Posted: Mon Jul 24, 2006 10:02 pm Post subject: 2 very different catastrophes.
Fifty days off meth today. Not a day goes by, lately, that I don't crave it intensely - taking money out of a drawer, walking to a dealer, turning around before I get there, walking back (40 minutes each way!) - repeating the ritual again and again, sometimes making the trek three times in a day. I remain clean, but it's been such a tremendous fight these past few days that I've taken to reading from selections in world literature I can relate to just to get through the grind.
One of the great parallels I have discovered: i've noticed that in the poetry and stories of Holocaust survivors there are a great many similarities to the feelings and memories haunting my brain.
To get through the most recent bout of craving (which began in earnest around day 46) I have had to find similarities; the desolation the victims of the camps felt, wrote of, and sang of is (superficially at least) very very close to the massive human tragedy of meth, a tragedy I witnessed, as did most of you - a tragedy I survived, as most of you have.
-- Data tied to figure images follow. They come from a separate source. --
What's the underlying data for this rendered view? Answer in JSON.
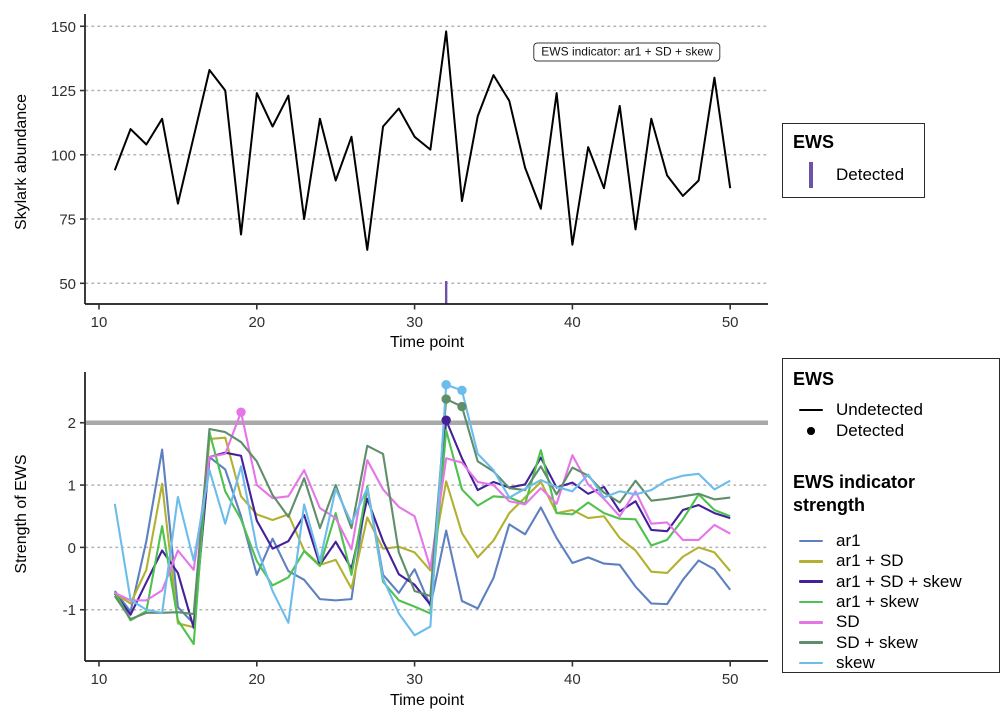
{
  "figure_type": "two-panel EWS time-series figure",
  "legend_top": {
    "title": "EWS",
    "items": [
      {
        "label": "Detected",
        "glyph": "vertical-bar",
        "color": "#6e51a8"
      }
    ]
  },
  "legend_bottom_ews": {
    "title": "EWS",
    "items": [
      {
        "label": "Undetected",
        "glyph": "line",
        "color": "#000000"
      },
      {
        "label": "Detected",
        "glyph": "point",
        "color": "#000000"
      }
    ]
  },
  "legend_bottom_strength": {
    "title": "EWS indicator strength",
    "items": [
      {
        "label": "ar1",
        "color": "#5e80c1"
      },
      {
        "label": "ar1 + SD",
        "color": "#b2b130"
      },
      {
        "label": "ar1 + SD + skew",
        "color": "#44209b"
      },
      {
        "label": "ar1 + skew",
        "color": "#4ec24e"
      },
      {
        "label": "SD",
        "color": "#e476e8"
      },
      {
        "label": "SD + skew",
        "color": "#5f8f6a"
      },
      {
        "label": "skew",
        "color": "#6cbcec"
      }
    ]
  },
  "chart_data": [
    {
      "type": "line",
      "panel": "top",
      "xlabel": "Time point",
      "ylabel": "Skylark abundance",
      "annotation": "EWS indicator: ar1 + SD + skew",
      "line_color": "#000000",
      "grid": "horizontal-dotted",
      "legend_position": "right",
      "xticks": [
        10,
        20,
        30,
        40,
        50
      ],
      "yticks": [
        50,
        75,
        100,
        125,
        150
      ],
      "ylim": [
        42,
        152
      ],
      "xlim": [
        9,
        52
      ],
      "x": [
        11,
        12,
        13,
        14,
        15,
        16,
        17,
        18,
        19,
        20,
        21,
        22,
        23,
        24,
        25,
        26,
        27,
        28,
        29,
        30,
        31,
        32,
        33,
        34,
        35,
        36,
        37,
        38,
        39,
        40,
        41,
        42,
        43,
        44,
        45,
        46,
        47,
        48,
        49,
        50
      ],
      "values": [
        94,
        110,
        104,
        114,
        81,
        107,
        133,
        125,
        69,
        124,
        111,
        123,
        75,
        114,
        90,
        107,
        63,
        111,
        118,
        107,
        102,
        148,
        82,
        115,
        131,
        121,
        95,
        79,
        124,
        65,
        103,
        87,
        119,
        71,
        114,
        92,
        84,
        90,
        130,
        87
      ],
      "detected_rug_x": [
        32
      ],
      "rug_color": "#6e51a8"
    },
    {
      "type": "line",
      "panel": "bottom",
      "xlabel": "Time point",
      "ylabel": "Strength of EWS",
      "grid": "horizontal-dotted",
      "legend_position": "right",
      "threshold": 2,
      "threshold_color": "#a9a9a9",
      "xticks": [
        10,
        20,
        30,
        40,
        50
      ],
      "yticks": [
        -1,
        0,
        1,
        2
      ],
      "ylim": [
        -1.7,
        2.75
      ],
      "xlim": [
        9,
        52
      ],
      "x": [
        11,
        12,
        13,
        14,
        15,
        16,
        17,
        18,
        19,
        20,
        21,
        22,
        23,
        24,
        25,
        26,
        27,
        28,
        29,
        30,
        31,
        32,
        33,
        34,
        35,
        36,
        37,
        38,
        39,
        40,
        41,
        42,
        43,
        44,
        45,
        46,
        47,
        48,
        49,
        50
      ],
      "series": [
        {
          "name": "ar1",
          "color": "#5e80c1",
          "values": [
            -0.7,
            -1.03,
            0.1,
            1.57,
            -0.96,
            -1.22,
            1.45,
            1.25,
            0.5,
            -0.44,
            0.14,
            -0.38,
            -0.52,
            -0.83,
            -0.85,
            -0.83,
            0.96,
            -0.44,
            -0.73,
            -0.35,
            -0.94,
            0.27,
            -0.86,
            -0.98,
            -0.49,
            0.37,
            0.21,
            0.64,
            0.15,
            -0.25,
            -0.16,
            -0.26,
            -0.28,
            -0.63,
            -0.9,
            -0.91,
            -0.52,
            -0.21,
            -0.35,
            -0.68
          ]
        },
        {
          "name": "ar1 + SD",
          "color": "#b2b130",
          "values": [
            -0.74,
            -0.9,
            -0.36,
            1.02,
            -1.22,
            -1.28,
            1.74,
            1.76,
            0.82,
            0.53,
            0.44,
            0.53,
            -0.05,
            -0.28,
            -0.2,
            -0.66,
            0.48,
            -0.02,
            0.01,
            -0.08,
            -0.37,
            1.06,
            0.23,
            -0.16,
            0.11,
            0.55,
            0.8,
            1.05,
            0.55,
            0.6,
            0.47,
            0.5,
            0.15,
            -0.05,
            -0.39,
            -0.41,
            -0.15,
            0.0,
            -0.08,
            -0.38
          ]
        },
        {
          "name": "ar1 + SD + skew",
          "color": "#44209b",
          "values": [
            -0.74,
            -1.08,
            -0.56,
            -0.05,
            -0.41,
            -1.29,
            1.45,
            1.52,
            1.47,
            0.43,
            -0.02,
            0.1,
            0.52,
            -0.28,
            0.09,
            -0.34,
            0.78,
            0.1,
            -0.43,
            -0.6,
            -0.92,
            2.04,
            1.43,
            0.92,
            1.05,
            0.96,
            1.01,
            1.44,
            0.96,
            1.04,
            0.86,
            0.97,
            0.58,
            0.74,
            0.28,
            0.26,
            0.6,
            0.68,
            0.55,
            0.47
          ]
        },
        {
          "name": "ar1 + skew",
          "color": "#4ec24e",
          "values": [
            -0.72,
            -1.17,
            -1.02,
            0.34,
            -1.17,
            -1.55,
            1.85,
            0.9,
            0.45,
            -0.22,
            -0.61,
            -0.48,
            -0.06,
            -0.3,
            0.55,
            -0.44,
            0.98,
            -0.55,
            -0.85,
            -0.95,
            -1.06,
            1.88,
            0.93,
            0.67,
            0.82,
            0.8,
            0.7,
            1.56,
            0.55,
            0.53,
            0.72,
            0.55,
            0.46,
            0.45,
            0.03,
            0.12,
            0.45,
            0.85,
            0.6,
            0.5
          ]
        },
        {
          "name": "SD",
          "color": "#e476e8",
          "values": [
            -0.73,
            -0.85,
            -0.85,
            -0.69,
            -0.05,
            -0.36,
            1.45,
            1.5,
            2.17,
            1.0,
            0.79,
            0.82,
            1.24,
            0.63,
            0.47,
            -0.03,
            1.4,
            0.93,
            0.65,
            0.5,
            -0.33,
            1.43,
            1.36,
            1.05,
            1.0,
            0.74,
            0.69,
            0.95,
            0.7,
            1.48,
            1.01,
            0.78,
            0.5,
            0.9,
            0.38,
            0.4,
            0.12,
            0.12,
            0.36,
            0.22
          ]
        },
        {
          "name": "SD + skew",
          "color": "#5f8f6a",
          "values": [
            -0.78,
            -1.15,
            -1.05,
            -1.05,
            -1.04,
            -1.07,
            1.9,
            1.85,
            1.69,
            1.38,
            0.84,
            0.49,
            1.11,
            0.31,
            1.0,
            0.31,
            1.63,
            1.5,
            -0.08,
            -0.7,
            -0.78,
            2.38,
            2.26,
            1.38,
            1.22,
            0.95,
            0.92,
            1.3,
            0.85,
            1.28,
            1.15,
            0.88,
            0.72,
            1.07,
            0.75,
            0.78,
            0.82,
            0.86,
            0.77,
            0.8
          ]
        },
        {
          "name": "skew",
          "color": "#6cbcec",
          "values": [
            0.7,
            -0.84,
            -1.0,
            -1.05,
            0.81,
            -0.21,
            1.24,
            0.38,
            1.3,
            -0.01,
            -0.7,
            -1.21,
            0.69,
            -0.22,
            0.94,
            0.39,
            0.95,
            -0.5,
            -1.06,
            -1.41,
            -1.27,
            2.61,
            2.52,
            1.5,
            1.24,
            0.8,
            0.94,
            1.08,
            0.97,
            0.9,
            1.17,
            0.8,
            0.9,
            0.85,
            0.92,
            1.08,
            1.15,
            1.18,
            0.93,
            1.07
          ]
        }
      ],
      "detected_points": [
        {
          "series": "SD",
          "x": 19,
          "y": 2.17
        },
        {
          "series": "ar1 + SD + skew",
          "x": 32,
          "y": 2.04
        },
        {
          "series": "SD + skew",
          "x": 32,
          "y": 2.38
        },
        {
          "series": "SD + skew",
          "x": 33,
          "y": 2.26
        },
        {
          "series": "skew",
          "x": 32,
          "y": 2.61
        },
        {
          "series": "skew",
          "x": 33,
          "y": 2.52
        }
      ]
    }
  ]
}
Here is a poem by a Holocaust survivor just to show you what I mean by "similarity". I hope it inspires and helps.
UNANSWERED....?
by DUNIO BERNHAUT
Will I always remember?
Can I ever forget
Or is the sentence perpetual and conclusively set?
Will the memories dwindle?
Can the torment subside
Or is the cycle relentless as the flow of the tide?
Will sadness release me?
Can I ever know joy
Or is fate still unfolding some merciless ploy?
Will somebody know me?
Can I be seen through the haze
Or is the image evasive, an intricate maze?
Will my life serve a purpose?
Was it carefully planned
Or is destiny adding one more granule of sand?
Like shadowy visions concealing in fear
Most answers elusive, opaque and unclear
But these so translucent through a shroud of regret:
Yes, I will always remember; No, I can never forget....
Wow! Congratulations on your near 3 months of clean time, Tooreclusive! 50 days, plus 9, is significant. Stay the course - "just for this moment..."
The poem, which you thoughtfully typed out, spells out uncertainty indeed. Today, the Holocaust remains the disparaging reality of our own humanity... Unthinkable acts committed on others... And through it all, the victims held tight to unwavering, silent solidarity. Bernhaut's writing is gift of this insight, hope and direction.
It might help to take a pen and paper along on your walks. If you feel comfortable breaking the routine of your ritualistic walk, plan a place to briefly stop. Use this opportunity to journal. Write about whatever is on your mind or in your heart. This too may be a gift; at some point in the future, you may want to look back at your thinking through this time of your life.
If you haven't already, consider inviting "clean"/ sober people into your recovery. It helps to have a sounding board when unreasonable thoughts come to mind - and they will come to mind. It is important to have people around you that really care about you and the quality of your life - in this moment. People need people; not one of us can do life alone.